Literatura brasileira e cinema brasileiro já se cruzaram em diversos momentos.
Admiro diversas das experiências de transposição narrativa para o cinema feitas a partir de criações do gênero literário. Graciliano, Machado de Assis, Cecília Meireles, Jorge Amado, Guimarães Rosa, José Lins do Rêgo, Mário de Andrade, Oswald de Andrade, Dalton Trevisan, Clarice Lispector foram alguns de nossos autores levados à tela, incluídos os do teatro, como Nelson Rodrigues e Guarnieri. Por diretores como Nelson Pereira dos Santos, Paulo César Saraceni, Joaquim Pedro de Andrade, Walter Lima Jr., Roberto Santos, Cacá Diegues, Arnaldo Jabôr, Leon Hirszman, Bruno Barreto, Suzana Amaral e outros. Escrituras em textos e imagens aliaram literatura e cinema com exemplos de qualidade.
Mas "São Bernardo" é uma obra que me impressiona e arrebata de um modo especial, pelo seu caráter e invenção, e pela sua duplicidade literária e cinematográfica  em alto estilo.
Um dos mais importantes romances da literatura brasileira (Graciliano Ramos, 1934) e um dos filmes do cinema brasileiro (Leon Hirszman, 1972) na lista dos cem melhores eleitos pela Abraccine, com nove prêmios em festivais nacionais e internacionais.
Paulo Honório, no livro e no filme (Othon Bastos), um fazendeiro alagoano rude, que faz um contrato de casamento com Madalena (no filme, Isabel Ribeiro), uma professora da cidade, levando-a para a fazenda distante, prometendo lá abrir uma escola.
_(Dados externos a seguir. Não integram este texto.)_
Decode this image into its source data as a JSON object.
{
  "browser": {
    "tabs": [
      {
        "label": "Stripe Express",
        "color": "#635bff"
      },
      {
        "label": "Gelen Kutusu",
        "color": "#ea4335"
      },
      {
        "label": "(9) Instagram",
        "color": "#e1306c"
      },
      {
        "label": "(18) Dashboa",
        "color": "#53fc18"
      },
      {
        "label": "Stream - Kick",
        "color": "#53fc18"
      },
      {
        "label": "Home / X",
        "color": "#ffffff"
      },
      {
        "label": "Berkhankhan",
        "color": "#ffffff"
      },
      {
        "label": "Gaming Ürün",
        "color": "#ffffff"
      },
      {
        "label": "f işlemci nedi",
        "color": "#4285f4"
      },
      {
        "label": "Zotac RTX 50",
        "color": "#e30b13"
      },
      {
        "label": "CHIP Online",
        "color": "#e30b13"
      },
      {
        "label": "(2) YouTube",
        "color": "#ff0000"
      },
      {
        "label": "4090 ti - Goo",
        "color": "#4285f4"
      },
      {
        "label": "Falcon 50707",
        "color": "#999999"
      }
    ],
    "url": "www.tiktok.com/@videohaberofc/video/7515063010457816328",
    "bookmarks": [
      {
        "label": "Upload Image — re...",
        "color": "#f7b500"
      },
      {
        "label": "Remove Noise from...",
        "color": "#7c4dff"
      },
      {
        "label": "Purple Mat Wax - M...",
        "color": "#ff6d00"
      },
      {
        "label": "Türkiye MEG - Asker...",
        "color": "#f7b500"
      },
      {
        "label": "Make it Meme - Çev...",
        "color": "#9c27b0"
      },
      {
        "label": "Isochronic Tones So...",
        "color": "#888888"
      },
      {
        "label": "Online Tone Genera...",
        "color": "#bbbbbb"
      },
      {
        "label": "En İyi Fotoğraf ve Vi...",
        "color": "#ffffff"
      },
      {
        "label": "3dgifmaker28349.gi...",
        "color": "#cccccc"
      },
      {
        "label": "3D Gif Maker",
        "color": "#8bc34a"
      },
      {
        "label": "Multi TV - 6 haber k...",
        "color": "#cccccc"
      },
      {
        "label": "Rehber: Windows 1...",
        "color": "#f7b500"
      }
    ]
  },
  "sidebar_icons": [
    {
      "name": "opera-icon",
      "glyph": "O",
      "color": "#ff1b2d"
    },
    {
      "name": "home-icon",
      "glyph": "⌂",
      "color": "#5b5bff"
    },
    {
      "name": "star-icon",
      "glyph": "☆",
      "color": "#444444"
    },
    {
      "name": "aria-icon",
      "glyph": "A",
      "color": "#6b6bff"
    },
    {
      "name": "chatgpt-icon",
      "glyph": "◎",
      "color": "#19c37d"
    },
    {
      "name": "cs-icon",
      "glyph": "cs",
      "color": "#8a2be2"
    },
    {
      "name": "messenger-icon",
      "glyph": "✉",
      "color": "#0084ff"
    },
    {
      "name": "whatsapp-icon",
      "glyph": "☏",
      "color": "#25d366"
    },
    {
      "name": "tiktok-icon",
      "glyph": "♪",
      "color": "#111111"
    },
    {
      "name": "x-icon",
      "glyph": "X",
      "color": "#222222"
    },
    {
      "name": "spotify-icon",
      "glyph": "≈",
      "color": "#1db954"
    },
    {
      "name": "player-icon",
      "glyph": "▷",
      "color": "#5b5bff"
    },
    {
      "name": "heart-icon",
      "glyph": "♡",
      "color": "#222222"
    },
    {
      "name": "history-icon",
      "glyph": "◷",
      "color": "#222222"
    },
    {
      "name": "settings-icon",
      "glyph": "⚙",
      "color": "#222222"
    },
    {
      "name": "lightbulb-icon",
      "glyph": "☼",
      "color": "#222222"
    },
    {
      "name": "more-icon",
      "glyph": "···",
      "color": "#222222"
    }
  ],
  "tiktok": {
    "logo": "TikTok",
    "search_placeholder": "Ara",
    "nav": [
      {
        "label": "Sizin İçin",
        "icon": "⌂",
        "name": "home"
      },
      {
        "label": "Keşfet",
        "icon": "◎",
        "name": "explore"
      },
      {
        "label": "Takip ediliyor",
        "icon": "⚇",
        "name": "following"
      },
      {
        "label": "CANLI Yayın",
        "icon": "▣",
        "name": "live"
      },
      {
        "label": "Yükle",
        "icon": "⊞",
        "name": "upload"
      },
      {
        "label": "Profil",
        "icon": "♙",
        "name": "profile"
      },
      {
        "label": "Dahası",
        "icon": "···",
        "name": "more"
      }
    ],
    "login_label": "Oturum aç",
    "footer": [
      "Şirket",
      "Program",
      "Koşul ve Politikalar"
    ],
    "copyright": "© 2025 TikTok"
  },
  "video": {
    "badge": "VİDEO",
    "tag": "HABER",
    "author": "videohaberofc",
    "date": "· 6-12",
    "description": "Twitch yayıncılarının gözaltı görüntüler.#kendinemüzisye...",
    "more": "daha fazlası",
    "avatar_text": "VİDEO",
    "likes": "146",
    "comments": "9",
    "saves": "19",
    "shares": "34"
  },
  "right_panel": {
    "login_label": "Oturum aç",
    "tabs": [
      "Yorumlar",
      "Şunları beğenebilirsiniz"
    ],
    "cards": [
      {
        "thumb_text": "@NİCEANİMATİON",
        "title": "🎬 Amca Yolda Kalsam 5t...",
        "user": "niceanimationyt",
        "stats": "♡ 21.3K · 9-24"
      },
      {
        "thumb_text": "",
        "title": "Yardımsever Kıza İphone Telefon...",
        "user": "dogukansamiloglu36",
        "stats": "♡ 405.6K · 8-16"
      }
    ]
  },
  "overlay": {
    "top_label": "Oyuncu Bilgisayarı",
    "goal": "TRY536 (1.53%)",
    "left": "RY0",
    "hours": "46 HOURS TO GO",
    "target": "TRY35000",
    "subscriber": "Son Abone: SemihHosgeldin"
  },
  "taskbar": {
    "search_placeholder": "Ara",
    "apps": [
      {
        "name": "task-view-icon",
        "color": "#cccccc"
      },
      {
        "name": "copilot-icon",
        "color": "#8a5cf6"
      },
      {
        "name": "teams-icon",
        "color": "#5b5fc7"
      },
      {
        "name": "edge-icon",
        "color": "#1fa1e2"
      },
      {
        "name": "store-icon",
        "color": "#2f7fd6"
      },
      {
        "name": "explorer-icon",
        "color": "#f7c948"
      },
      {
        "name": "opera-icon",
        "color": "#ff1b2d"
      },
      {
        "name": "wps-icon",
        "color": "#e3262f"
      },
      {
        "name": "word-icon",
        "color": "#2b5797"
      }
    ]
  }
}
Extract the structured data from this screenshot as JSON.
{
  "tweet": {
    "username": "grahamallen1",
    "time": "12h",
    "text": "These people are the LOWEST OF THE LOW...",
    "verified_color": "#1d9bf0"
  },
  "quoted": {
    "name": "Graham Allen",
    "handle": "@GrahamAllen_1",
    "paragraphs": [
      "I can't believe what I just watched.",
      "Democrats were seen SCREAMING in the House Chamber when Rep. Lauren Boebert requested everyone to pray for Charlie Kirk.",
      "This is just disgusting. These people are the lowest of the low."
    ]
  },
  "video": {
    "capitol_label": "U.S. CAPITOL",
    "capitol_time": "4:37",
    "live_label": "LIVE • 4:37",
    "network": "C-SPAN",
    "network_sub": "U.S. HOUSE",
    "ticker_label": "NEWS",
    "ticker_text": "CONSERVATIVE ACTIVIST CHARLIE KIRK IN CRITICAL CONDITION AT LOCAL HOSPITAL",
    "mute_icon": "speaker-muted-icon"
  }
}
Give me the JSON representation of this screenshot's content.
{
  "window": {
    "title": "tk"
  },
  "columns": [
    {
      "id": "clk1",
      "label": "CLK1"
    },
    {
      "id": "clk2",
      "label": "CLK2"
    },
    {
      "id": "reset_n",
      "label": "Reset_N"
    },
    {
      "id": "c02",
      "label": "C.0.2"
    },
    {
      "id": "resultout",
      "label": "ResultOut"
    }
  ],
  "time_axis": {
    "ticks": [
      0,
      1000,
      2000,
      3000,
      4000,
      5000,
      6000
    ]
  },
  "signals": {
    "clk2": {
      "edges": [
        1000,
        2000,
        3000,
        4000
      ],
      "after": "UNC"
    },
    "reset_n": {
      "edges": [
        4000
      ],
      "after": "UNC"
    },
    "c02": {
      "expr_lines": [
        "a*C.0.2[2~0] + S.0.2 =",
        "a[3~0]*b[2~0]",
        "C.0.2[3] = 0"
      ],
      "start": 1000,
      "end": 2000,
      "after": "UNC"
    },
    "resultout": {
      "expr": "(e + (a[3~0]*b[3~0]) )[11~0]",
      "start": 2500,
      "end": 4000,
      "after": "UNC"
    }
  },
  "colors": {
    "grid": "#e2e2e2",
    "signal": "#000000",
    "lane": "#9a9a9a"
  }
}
Leon narra esta história num filme de muita expressividade. Locações, atuações, conflitos, linguagem de câmera, de muita intensidade e beleza.  O ritmo é lento, das aproximações e afastamentos entre os mundos de um e do outro. Aos poucos, as diferenças de cultura, personalidade e visão de mundo entre os dois vão se esgarçando, e também o relacionamento. O conflito, a partir da perda do sentimento de humanidade por parte de Paulo Honório, em contraponto à plena humanidade de Madalena, é o centro da narrativa. Ele, proprietário de terras e gente, torna-se violento, torturado por suas obsessões, desconfianças e ciúmes, e a tragédia se impõe como solução para o conflito no enredo.
Paulo Honório é personagem e narrador que reinventa São Bernardo, morre a fazenda para nascer uma história, lembrada, narrada, escrita, a de um homem dominador e opressor, já vencido pela amargura, e que não conseguiu amar. O cruzamento dessas duas temporalidades é extraordinário. Madalena, mulher forte e frágil, a professora culta e sensível, de espírito humanitário e desejo de justiça e transformação, a busca pela dignidade humana. No seu papel a representação de um novo tempo da mulher e da consciência feminina no mundo machista e violento do sertão chamado Brasil.
O rigor estético e formal de Leon é impecável. Os planos abertos com o domínio da voz over de Othon na primeira parte do filme, se transfigura para uma linguagem mais de planos fechados a partir da chegada da personagem Isabel, quando confronto psicológico entre os dois se acentua.
Um filme emblemático sobre oposições entre ascenção e decadência, natureza e cultura, masculino e feminino, agonia e esperança.
O filme foi relançado em 2013 num box de dvds do Instituto Moreira Salles - IMS, junto com os outros dois títulos baseados em obras de Gracilano. Tem também no elenco Mário Lago, Vanda Lacerda, Rodolfo Arena, Nildo Parente, Jofre Soares. Trilha musical de Caetano Veloso e fotografia de Lauro Escorel.
"São Bernardo", entre o social e o psicológico, é obra sobre os limites da terra, os limites do poder e do domínio, os limites da paixão, os limites da dor, os limites da vida, os limites e amplitudes da arte de narrar.